Engagement

Gefühl und gesunder Menschenverstand

Volker Kugel, Direktor des Blühenden Barock in Ludwigsburg, spricht über Klimanotstand, neue Baumarten und Strategien bei der Bepflanzung für Garten und Balkon.

Herr Kugel, Sie sind für 30 Hektar Parkfläche verantwortlich. Haben Sie auch privat einen Garten?

„Ja klar! Er ist mit 450 Quadratmetern relativ klein, und ich liebe ihn. Und er ist so pflegeleicht gestaltet, dass ich nicht der Sklave meines Gartens bin, wie Hermann Hesse es mal beschrieben hat.“

Welche Nachteile hat es für den Gartenboden, dass in diesem Winter die sogenannte Frostgare ausgefallen ist?

„Das ist aktuell kein wirklicher Nachteil. Die Frostgare sorgt für eine krümelige Bodenstruktur. Als Ersatz hatten wir aber ja endlich wieder sehr starke Niederschläge. Die tun dem Boden richtig gut. Und keine Angst: wir werden auch wieder mal einen härteren Winter bekommen.“

Michael Hörrmann, Geschäftsführer der Staatlichen Schlösser und Gärten Baden-Württemberg, hat für den Schlossgarten Schwetzingen den Klimanotstand ausgerufen. Gilt das ebenso für das Blühende Barock?

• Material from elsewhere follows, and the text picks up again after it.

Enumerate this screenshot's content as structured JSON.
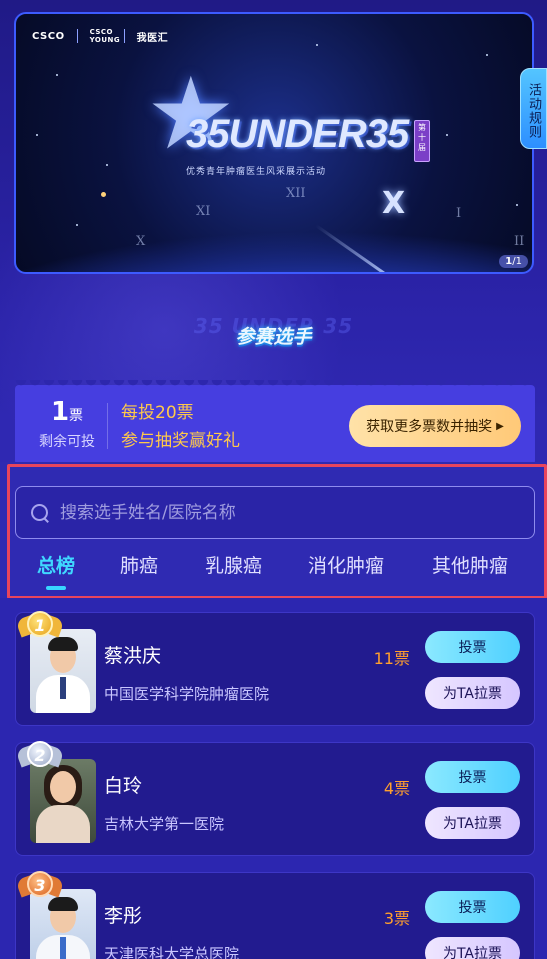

„Im Schwetzinger Park kommen schwierige Bedingungen wie Grundwassermangel und ungünstiger Untergrund zusammen. Bei uns wurzeln die meisten Bäume im normalen Bodenhorizont, und darum haben wir keine massiven Probleme. Und wir haben unser Pflanzkonzept schon angepasst. Wir legen jetzt eine Musterbepflanzung mit Bäumen an, die hierzulande noch nicht so bekannt sind, die aber mit Trockenheit besser zurechtkommen.“

Was für Bäume sind das? 

„Zum Beispiel Hopfenbuche, Zellkovie, Zürgelbaum, Tupelobaum und Zerreiche. Diese Arten stammen aus Asien, Übersee oder vom Balkan und haben ihren Organismus an Durststrecken angepasst. So verfügen sie teilweise über einen Mechanismus in den Blättern oder im Holz, mit dem sie bei Bedarf ihre Wasserverdunstung einschränken können. Oder nehmen Sie den Feldahorn. Er hat viel kleinere Blätter als Berg- und Spitzahorn und hält auf diese Weise trockene Phasen besser aus. In diese Richtung wird es künftig wohl generell gehen. Für die Kollegen in der Stadt ist das fast noch wichtiger. An der Straße haben Bäume durch den Asphalt deutlich höheren Hitzestress als bei uns im Park, wo es fast nur wassergebundene Wege gibt.“

Wie gehen Sie im Blühenden Barock mit dem Thema Schädlingsbekämpfung um?

„Wir arbeiten konventionell, aber mit chemisch-synthetischen Stoffen sind wir sehr vorsichtig. Mittlerweile nutzen wir fast nur noch umweltverträgliche Biozide.“

Funktioniert das auch im privaten Garten?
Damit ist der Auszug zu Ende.